Johannesburg - South African prosecutors could not have announced plans to charge Finance Minister Pravin Gordhan for fraud at a worse time: two weeks before he is due to outline plans to kick-start the economy and avert possible credit rating cuts to "junk".

The rand plunged nearly 4% on Tuesday on news Gordhan had been summoned to court on November 2 and fell to fresh month lows against the dollar on Wednesday.

Fears Gordhan might not continue as minister - he has said he will - also pushed up the yield on benchmark 10-year government debt by 23 basis points to five-week highs.

BNP Paribas Securities economist Jeffrey Schultz said the charges against Gordhan would be viewed "in a highly negative light" by the rating agencies.

Credit rating agencies are already worried about sluggish growth and political instability in Africa's most industrialised economy, and have warned against easing the fiscal restraint that Gordhan has espoused.

With a medium term budget policy statement scheduled for October 26, Gordhan has indicated he will slash his own initial growth forecast of 0.9%. The central bank is predicting an expansion of just 0.4% in 2016.

South Africa is rated BBB-, the lowest investment-grade category, by both Fitch and Standard & Poor's and a notch higher at Baa2 by Moody's. All three are due to review their ratings in November and December, but could strike immediately if Gordhan is replaced.
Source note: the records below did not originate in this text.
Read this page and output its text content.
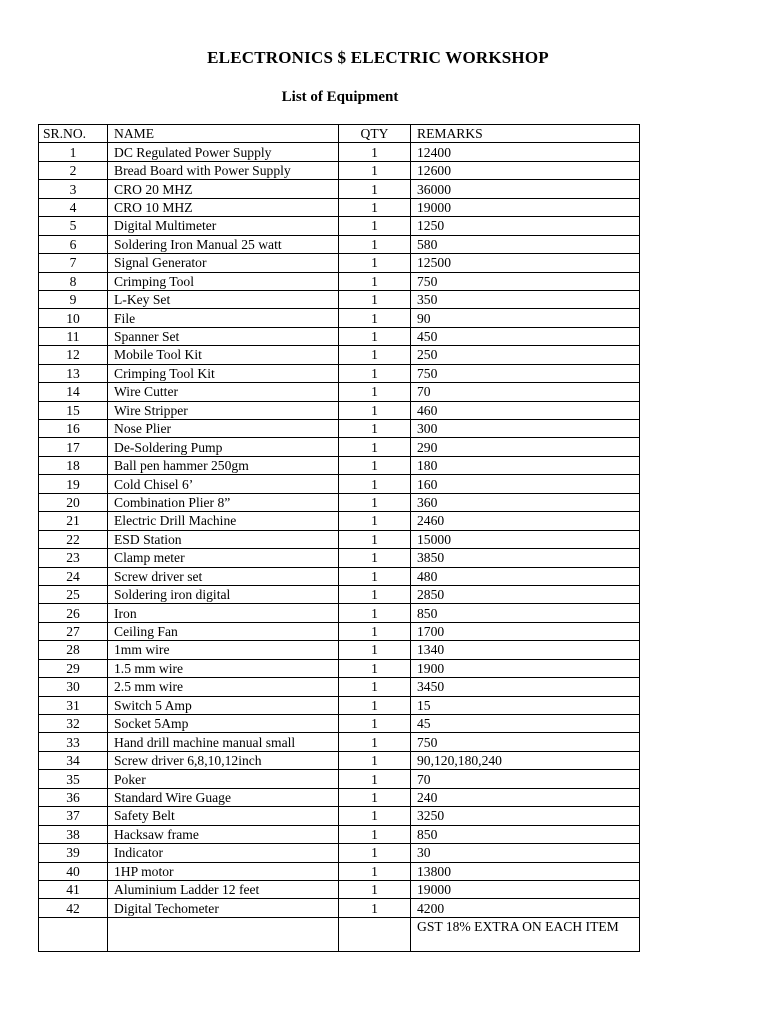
ELECTRONICS $ ELECTRIC WORKSHOP
List of Equipment
SR.NO.	NAME	QTY	REMARKS
1	DC Regulated Power Supply	1	12400
2	Bread Board with Power Supply	1	12600
3	CRO 20 MHZ	1	36000
4	CRO 10 MHZ	1	19000
5	Digital Multimeter	1	1250
6	Soldering Iron Manual 25 watt	1	580
7	Signal Generator	1	12500
8	Crimping Tool	1	750
9	L-Key Set	1	350
10	File	1	90
11	Spanner Set	1	450
12	Mobile Tool Kit	1	250
13	Crimping Tool Kit	1	750
14	Wire Cutter	1	70
15	Wire Stripper	1	460
16	Nose Plier	1	300
17	De-Soldering Pump	1	290
18	Ball pen hammer 250gm	1	180
19	Cold Chisel 6’	1	160
20	Combination Plier 8”	1	360
21	Electric Drill Machine	1	2460
22	ESD Station	1	15000
23	Clamp meter	1	3850
24	Screw driver set	1	480
25	Soldering iron digital	1	2850
26	Iron	1	850
27	Ceiling Fan	1	1700
28	1mm wire	1	1340
29	1.5 mm wire	1	1900
30	2.5 mm wire	1	3450
31	Switch 5 Amp	1	15
32	Socket 5Amp	1	45
33	Hand drill machine manual small	1	750
34	Screw driver 6,8,10,12inch	1	90,120,180,240
35	Poker	1	70
36	Standard Wire Guage	1	240
37	Safety Belt	1	3250
38	Hacksaw frame	1	850
39	Indicator	1	30
40	1HP motor	1	13800
41	Aluminium Ladder 12 feet	1	19000
42	Digital Techometer	1	4200
			GST 18% EXTRA ON EACH ITEM
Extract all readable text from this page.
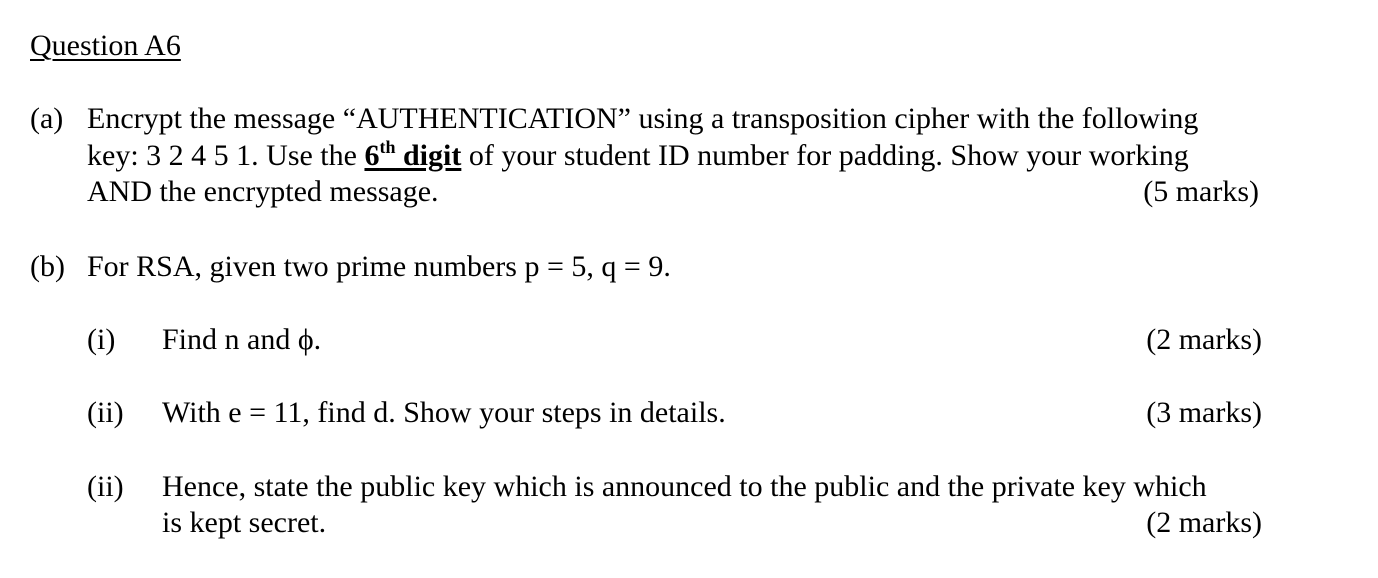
Question A6
(a) Encrypt the message “AUTHENTICATION” using a transposition cipher with the following
key: 3 2 4 5 1. Use the 6th digit of your student ID number for padding. Show your working
AND the encrypted message.	(5 marks)
(b) For RSA, given two prime numbers p = 5, q = 9.
(i) Find n and ϕ.	(2 marks)
(ii) With e = 11, find d. Show your steps in details.	(3 marks)
(ii) Hence, state the public key which is announced to the public and the private key which
is kept secret.	(2 marks)
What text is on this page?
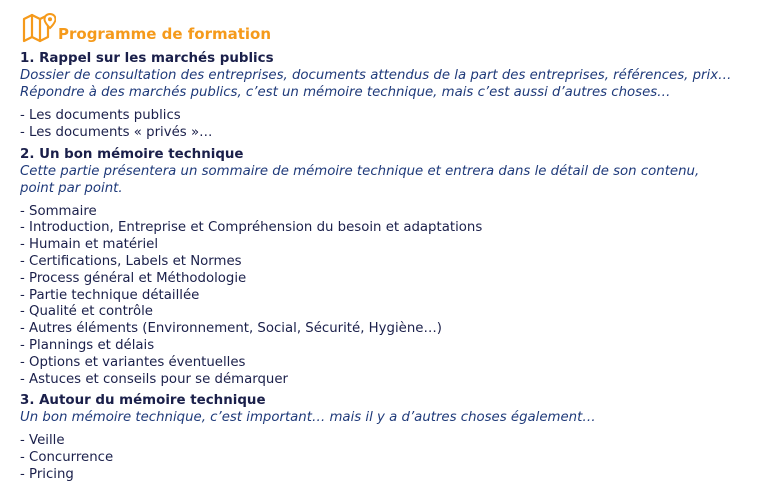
Programme de formation
1. Rappel sur les marchés publics

Dossier de consultation des entreprises, documents attendus de la part des entreprises, références, prix…

Répondre à des marchés publics, c’est un mémoire technique, mais c’est aussi d’autres choses…

- Les documents publics
- Les documents « privés »…
2. Un bon mémoire technique

Cette partie présentera un sommaire de mémoire technique et entrera dans le détail de son contenu,

point par point.

- Sommaire
- Introduction, Entreprise et Compréhension du besoin et adaptations
- Humain et matériel
- Certifications, Labels et Normes
- Process général et Méthodologie
- Partie technique détaillée
- Qualité et contrôle
- Autres éléments (Environnement, Social, Sécurité, Hygiène…)
- Plannings et délais
- Options et variantes éventuelles
- Astuces et conseils pour se démarquer
3. Autour du mémoire technique

Un bon mémoire technique, c’est important… mais il y a d’autres choses également…

- Veille
- Concurrence
- Pricing
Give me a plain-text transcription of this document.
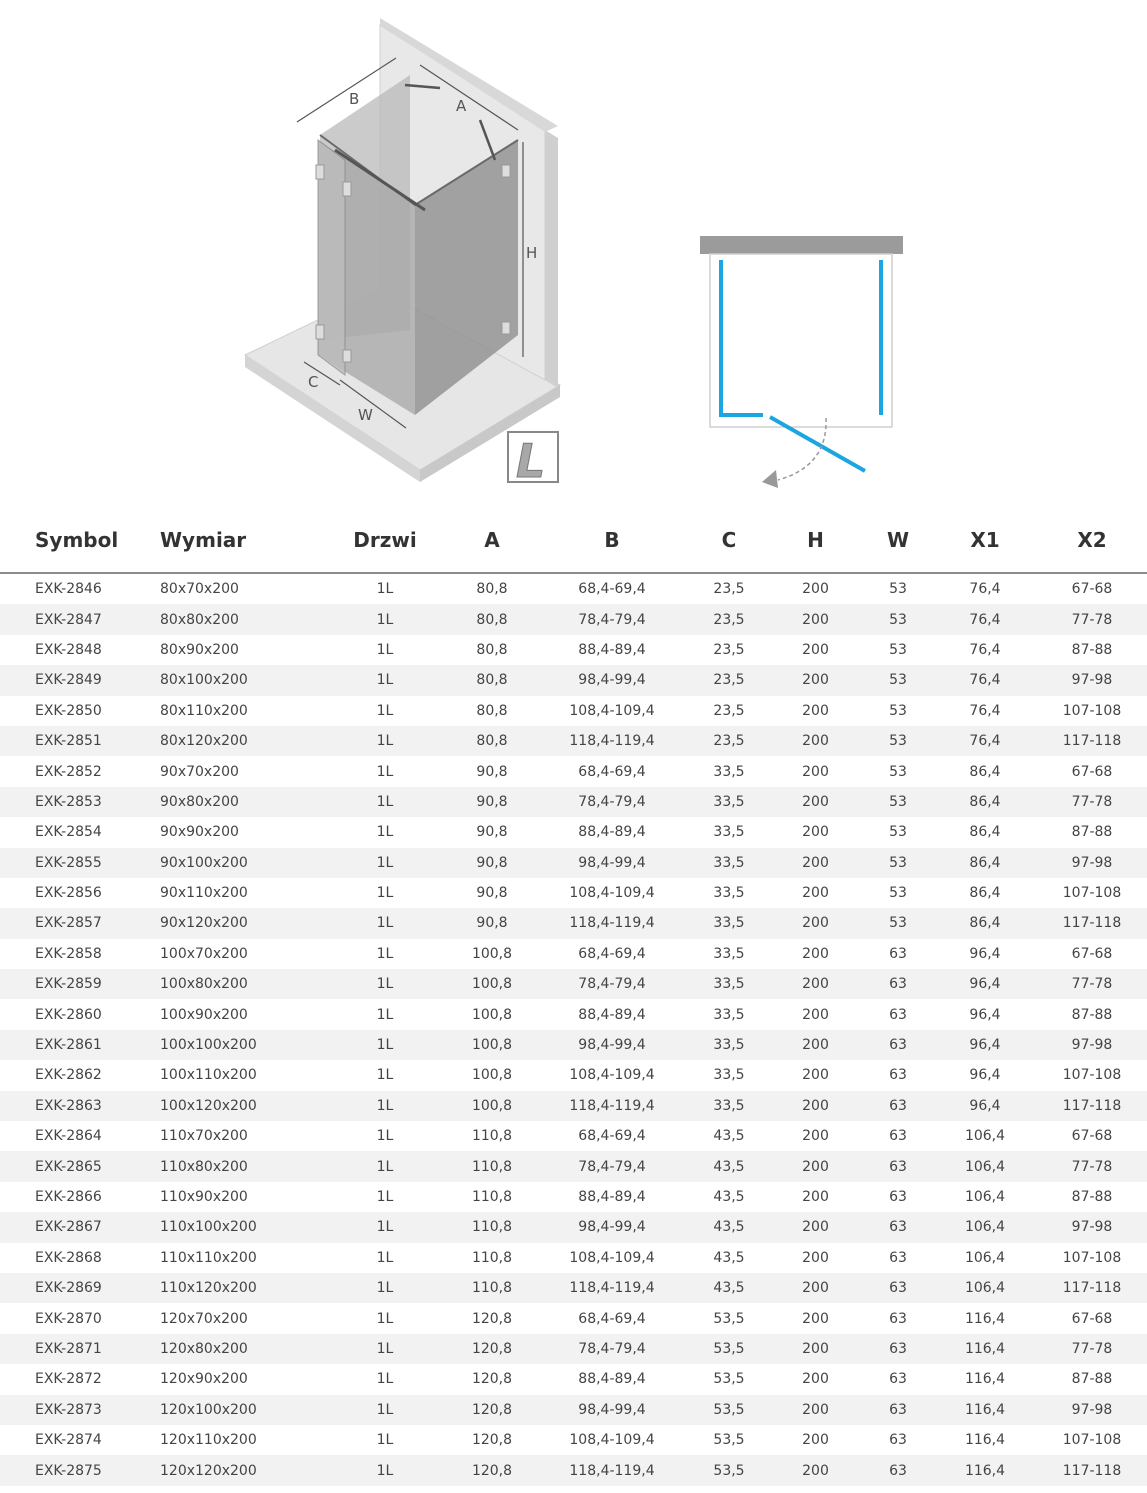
B	A
H
C
W
L
Symbol	Wymiar	Drzwi	A	B	C	H	W	X1	X2
EXK-2846	80x70x200	1L	80,8	68,4-69,4	23,5	200	53	76,4	67-68
EXK-2847	80x80x200	1L	80,8	78,4-79,4	23,5	200	53	76,4	77-78
EXK-2848	80x90x200	1L	80,8	88,4-89,4	23,5	200	53	76,4	87-88
EXK-2849	80x100x200	1L	80,8	98,4-99,4	23,5	200	53	76,4	97-98
EXK-2850	80x110x200	1L	80,8	108,4-109,4	23,5	200	53	76,4	107-108
EXK-2851	80x120x200	1L	80,8	118,4-119,4	23,5	200	53	76,4	117-118
EXK-2852	90x70x200	1L	90,8	68,4-69,4	33,5	200	53	86,4	67-68
EXK-2853	90x80x200	1L	90,8	78,4-79,4	33,5	200	53	86,4	77-78
EXK-2854	90x90x200	1L	90,8	88,4-89,4	33,5	200	53	86,4	87-88
EXK-2855	90x100x200	1L	90,8	98,4-99,4	33,5	200	53	86,4	97-98
EXK-2856	90x110x200	1L	90,8	108,4-109,4	33,5	200	53	86,4	107-108
EXK-2857	90x120x200	1L	90,8	118,4-119,4	33,5	200	53	86,4	117-118
EXK-2858	100x70x200	1L	100,8	68,4-69,4	33,5	200	63	96,4	67-68
EXK-2859	100x80x200	1L	100,8	78,4-79,4	33,5	200	63	96,4	77-78
EXK-2860	100x90x200	1L	100,8	88,4-89,4	33,5	200	63	96,4	87-88
EXK-2861	100x100x200	1L	100,8	98,4-99,4	33,5	200	63	96,4	97-98
EXK-2862	100x110x200	1L	100,8	108,4-109,4	33,5	200	63	96,4	107-108
EXK-2863	100x120x200	1L	100,8	118,4-119,4	33,5	200	63	96,4	117-118
EXK-2864	110x70x200	1L	110,8	68,4-69,4	43,5	200	63	106,4	67-68
EXK-2865	110x80x200	1L	110,8	78,4-79,4	43,5	200	63	106,4	77-78
EXK-2866	110x90x200	1L	110,8	88,4-89,4	43,5	200	63	106,4	87-88
EXK-2867	110x100x200	1L	110,8	98,4-99,4	43,5	200	63	106,4	97-98
EXK-2868	110x110x200	1L	110,8	108,4-109,4	43,5	200	63	106,4	107-108
EXK-2869	110x120x200	1L	110,8	118,4-119,4	43,5	200	63	106,4	117-118
EXK-2870	120x70x200	1L	120,8	68,4-69,4	53,5	200	63	116,4	67-68
EXK-2871	120x80x200	1L	120,8	78,4-79,4	53,5	200	63	116,4	77-78
EXK-2872	120x90x200	1L	120,8	88,4-89,4	53,5	200	63	116,4	87-88
EXK-2873	120x100x200	1L	120,8	98,4-99,4	53,5	200	63	116,4	97-98
EXK-2874	120x110x200	1L	120,8	108,4-109,4	53,5	200	63	116,4	107-108
EXK-2875	120x120x200	1L	120,8	118,4-119,4	53,5	200	63	116,4	117-118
"The agencies have been very patient with South Africa, but we think these latest political convulsions may be the last straw and trigger downgrades to sub-investment grade," US based financial services firm Brown Brothers Harriman said.

Previously finance minister from 2009 to 2014, Gordhan was recalled to the post to stem a selloff in South African assets after President Jacob Zuma abruptly replaced finance minister Nhlanhla Nene with an unknown politician in December.

He and central bank governor Lesetja Kganyago have since worked hard to reassure investors that economic policy remains free from political interference. Prosecuting Gordhan could undo those efforts, South African business leaders who have accompanied Gordhan on roadshows abroad warned on Wednesday.

"We believe this is part of a campaign against him and the National Treasury, in an effort to make it difficult for them to conduct their core responsibilities of maintaining fiscal discipline," they said in a joint statement.

Standard Bank meanwhile said its year-end target of 15 per dollar for the rand might prove too optimistic.

"The market is clearly reading the latest developments as negative," it said. "If Pravin Gordhan should step down, the currency could test 15.00 and even the high of 17.00 seen in January this year."